Two Sonnets

Lapis and Lime

Colosseum, Sphinx and Acropolis,
Ancient wonders across the world are strewn,
Awe more in form and toil to shape than this;
Their bodies proud, from humble limestone hewn.
Teeming sediment of the fecund earth,
As am I, a plinth of unwrought lime,
My like the world has seen nothing of dearth,
Though I may achieve good with toil and time.
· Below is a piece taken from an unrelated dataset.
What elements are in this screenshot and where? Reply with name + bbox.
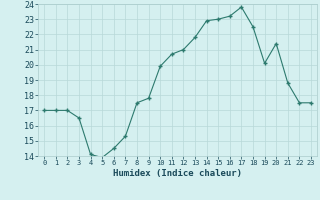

You, my muse, of a nature deep and bright
Of chalky lime in heat and pressure honed,
Until reborn as precious lazulite,
Whereas my stony core of dust and bone,
Finds its worth in that of which it is part –
You, my lapis, in yourself beauty are.

Emerald

Though before me laid wise Socratic lore,
Or all the heritage of ancient Thrace,
Yet I confess that these riches did bore,
When gazing up I could glimpse your sweet face;
There radiates your joyous earnest heart,
Where flow facsimiles of Irish brooks
That in Dublin, Cork and Kilkenny are,
Whose streams do gleam behind your tawny looks.

Through opal and azure of sea and sky,
Life takes us on, though our hearts stay behind.
When it reaches its cold, bleak December,
Surely as now, I’ll always remember,
The Isle whose waters of Emerald hue,
That once looked upon bring me back to you.